I'm not young, but neither am I not-young. I'm between being young and being not-young.
I feel like I need to say this primarily because of what I am going to talk about next.
I recently came across a podcast called "No One Can Know About This" which is basically a Let's Play for all of the currently released American Final Fantasy games.
I devoured the first season in two days (that's around 6+ hours of listening), and the second the first season finished, immediately downloaded every episode of season 2 (which has 14 episodes), and also downloaded all of season 3 (which has 27 episodes).
I'm not sure why, but listening to this podcast was refreshing. I felt like I had access to my childhood again, that years and years of being away from home, even being away from my home country, and listening to two guys grumble about grinding monsters in a forest, suddenly I felt like I was home again.

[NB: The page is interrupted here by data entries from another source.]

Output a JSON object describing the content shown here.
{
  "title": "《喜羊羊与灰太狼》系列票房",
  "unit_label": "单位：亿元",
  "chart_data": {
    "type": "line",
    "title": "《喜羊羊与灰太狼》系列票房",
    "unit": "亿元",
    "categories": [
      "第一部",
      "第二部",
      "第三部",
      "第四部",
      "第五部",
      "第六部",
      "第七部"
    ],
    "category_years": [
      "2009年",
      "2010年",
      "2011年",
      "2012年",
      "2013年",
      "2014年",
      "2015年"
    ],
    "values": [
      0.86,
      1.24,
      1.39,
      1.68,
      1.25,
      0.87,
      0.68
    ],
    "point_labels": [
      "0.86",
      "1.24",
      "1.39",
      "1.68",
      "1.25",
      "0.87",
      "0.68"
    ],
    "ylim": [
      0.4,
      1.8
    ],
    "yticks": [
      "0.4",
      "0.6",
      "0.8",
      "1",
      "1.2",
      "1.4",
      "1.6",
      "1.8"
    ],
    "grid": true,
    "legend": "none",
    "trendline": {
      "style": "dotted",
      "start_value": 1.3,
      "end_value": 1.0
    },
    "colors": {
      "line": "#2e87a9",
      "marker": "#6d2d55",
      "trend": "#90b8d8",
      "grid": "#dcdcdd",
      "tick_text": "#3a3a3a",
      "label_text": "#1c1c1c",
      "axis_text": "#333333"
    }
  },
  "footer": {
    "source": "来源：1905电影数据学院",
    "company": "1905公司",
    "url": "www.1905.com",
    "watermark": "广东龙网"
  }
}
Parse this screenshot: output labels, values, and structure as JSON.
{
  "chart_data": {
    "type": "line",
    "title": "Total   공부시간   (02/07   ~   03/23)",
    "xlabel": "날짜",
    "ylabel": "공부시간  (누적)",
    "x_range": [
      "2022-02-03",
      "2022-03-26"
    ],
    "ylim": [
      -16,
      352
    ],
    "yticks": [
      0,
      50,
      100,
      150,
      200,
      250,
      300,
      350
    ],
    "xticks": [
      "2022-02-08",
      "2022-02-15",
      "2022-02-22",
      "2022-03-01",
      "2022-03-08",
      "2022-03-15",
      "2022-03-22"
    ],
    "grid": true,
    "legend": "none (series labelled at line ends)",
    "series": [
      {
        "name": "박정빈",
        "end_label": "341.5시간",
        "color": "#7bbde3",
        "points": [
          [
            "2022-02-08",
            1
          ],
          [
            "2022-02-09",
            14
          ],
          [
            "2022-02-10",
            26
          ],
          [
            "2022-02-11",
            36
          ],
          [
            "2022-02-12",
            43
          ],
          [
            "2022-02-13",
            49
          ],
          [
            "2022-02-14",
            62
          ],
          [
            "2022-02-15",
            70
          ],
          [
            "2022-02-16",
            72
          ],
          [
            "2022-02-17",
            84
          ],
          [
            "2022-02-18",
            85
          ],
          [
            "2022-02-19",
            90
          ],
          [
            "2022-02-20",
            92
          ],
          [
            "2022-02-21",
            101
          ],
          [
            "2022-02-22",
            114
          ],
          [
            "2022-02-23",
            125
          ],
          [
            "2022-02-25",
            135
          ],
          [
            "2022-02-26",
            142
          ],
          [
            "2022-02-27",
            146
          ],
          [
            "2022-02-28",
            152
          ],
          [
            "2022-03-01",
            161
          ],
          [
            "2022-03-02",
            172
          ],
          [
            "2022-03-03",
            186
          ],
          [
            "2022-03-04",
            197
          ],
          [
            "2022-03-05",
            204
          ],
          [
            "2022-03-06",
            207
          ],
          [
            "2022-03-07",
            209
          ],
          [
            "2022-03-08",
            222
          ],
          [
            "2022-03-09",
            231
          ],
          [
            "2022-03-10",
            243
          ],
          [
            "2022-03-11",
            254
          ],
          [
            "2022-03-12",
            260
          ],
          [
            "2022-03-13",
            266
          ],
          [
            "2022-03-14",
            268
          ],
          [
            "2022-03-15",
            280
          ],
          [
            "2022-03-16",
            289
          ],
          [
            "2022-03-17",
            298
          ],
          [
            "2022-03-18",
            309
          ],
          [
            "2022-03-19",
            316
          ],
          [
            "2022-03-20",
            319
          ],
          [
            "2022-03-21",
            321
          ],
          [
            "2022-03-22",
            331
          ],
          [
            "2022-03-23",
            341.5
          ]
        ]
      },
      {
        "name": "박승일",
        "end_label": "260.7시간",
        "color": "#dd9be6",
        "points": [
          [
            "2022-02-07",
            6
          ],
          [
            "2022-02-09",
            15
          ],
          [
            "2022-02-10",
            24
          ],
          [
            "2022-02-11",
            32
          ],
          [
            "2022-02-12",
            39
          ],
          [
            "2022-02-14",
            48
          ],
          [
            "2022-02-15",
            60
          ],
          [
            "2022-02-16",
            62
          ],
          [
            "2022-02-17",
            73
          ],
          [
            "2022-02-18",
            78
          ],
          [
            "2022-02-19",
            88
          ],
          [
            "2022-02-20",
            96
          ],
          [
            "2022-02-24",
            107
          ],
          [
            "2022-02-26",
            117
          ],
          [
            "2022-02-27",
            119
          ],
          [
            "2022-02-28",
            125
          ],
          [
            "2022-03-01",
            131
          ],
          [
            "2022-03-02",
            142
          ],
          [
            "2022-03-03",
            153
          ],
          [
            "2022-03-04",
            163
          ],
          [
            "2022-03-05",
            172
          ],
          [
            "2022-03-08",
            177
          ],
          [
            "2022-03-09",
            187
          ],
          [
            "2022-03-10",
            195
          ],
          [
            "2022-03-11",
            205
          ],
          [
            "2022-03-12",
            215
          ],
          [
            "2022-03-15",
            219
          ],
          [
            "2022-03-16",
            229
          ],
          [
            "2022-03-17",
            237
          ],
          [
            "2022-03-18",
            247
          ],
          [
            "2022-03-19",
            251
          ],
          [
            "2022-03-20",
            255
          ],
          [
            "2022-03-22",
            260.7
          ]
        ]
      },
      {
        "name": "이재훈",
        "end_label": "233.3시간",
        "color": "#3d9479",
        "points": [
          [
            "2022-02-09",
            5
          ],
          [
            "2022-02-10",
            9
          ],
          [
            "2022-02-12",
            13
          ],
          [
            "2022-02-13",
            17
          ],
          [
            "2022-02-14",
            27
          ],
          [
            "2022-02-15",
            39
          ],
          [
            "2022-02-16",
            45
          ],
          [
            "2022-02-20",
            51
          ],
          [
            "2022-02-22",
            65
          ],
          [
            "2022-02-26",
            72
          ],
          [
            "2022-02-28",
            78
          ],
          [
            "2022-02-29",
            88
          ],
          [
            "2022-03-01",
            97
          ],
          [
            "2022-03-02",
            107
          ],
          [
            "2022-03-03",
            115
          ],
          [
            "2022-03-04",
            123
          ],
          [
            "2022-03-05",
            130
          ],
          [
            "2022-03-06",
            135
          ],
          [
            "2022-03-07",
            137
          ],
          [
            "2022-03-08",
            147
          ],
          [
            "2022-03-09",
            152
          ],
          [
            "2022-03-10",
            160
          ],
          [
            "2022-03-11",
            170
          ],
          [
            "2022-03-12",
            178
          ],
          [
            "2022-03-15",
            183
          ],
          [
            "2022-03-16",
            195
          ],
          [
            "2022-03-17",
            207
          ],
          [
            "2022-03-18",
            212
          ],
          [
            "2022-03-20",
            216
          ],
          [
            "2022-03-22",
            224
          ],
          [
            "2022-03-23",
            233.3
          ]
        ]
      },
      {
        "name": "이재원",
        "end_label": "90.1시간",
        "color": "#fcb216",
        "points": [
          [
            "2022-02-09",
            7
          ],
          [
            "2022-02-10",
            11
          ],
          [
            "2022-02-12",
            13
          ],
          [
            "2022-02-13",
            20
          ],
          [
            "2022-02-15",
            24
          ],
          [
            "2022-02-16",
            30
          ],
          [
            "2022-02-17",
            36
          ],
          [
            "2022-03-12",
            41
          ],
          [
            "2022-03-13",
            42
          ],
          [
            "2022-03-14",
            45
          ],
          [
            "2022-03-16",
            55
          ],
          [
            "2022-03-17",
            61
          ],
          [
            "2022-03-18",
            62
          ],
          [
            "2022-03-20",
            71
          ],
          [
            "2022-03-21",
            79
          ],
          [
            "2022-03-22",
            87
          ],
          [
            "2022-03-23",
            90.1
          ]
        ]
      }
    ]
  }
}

Of course, the feeling goes away as soon as you remove your earphones, but for that precious hour I forget whatever else is around me and remember when times were more innocent. When the only things I worried about was what game was coming out next, whether I remembered to pick up the toy I left when I climbed that tree in the front yard, or if I had cleaned my room yet.
It's a fantasy, of course. Which is why I think - after listening to 6 hours of the first season - I felt so incredibly drained and just wanted to shut my eyes and take a nap.
It's a very odd feeling. That rush of freedom, of access, like a spring wind is moving through your bones, and then suddenly the realization that gravity is actually a thing and it's happening right now.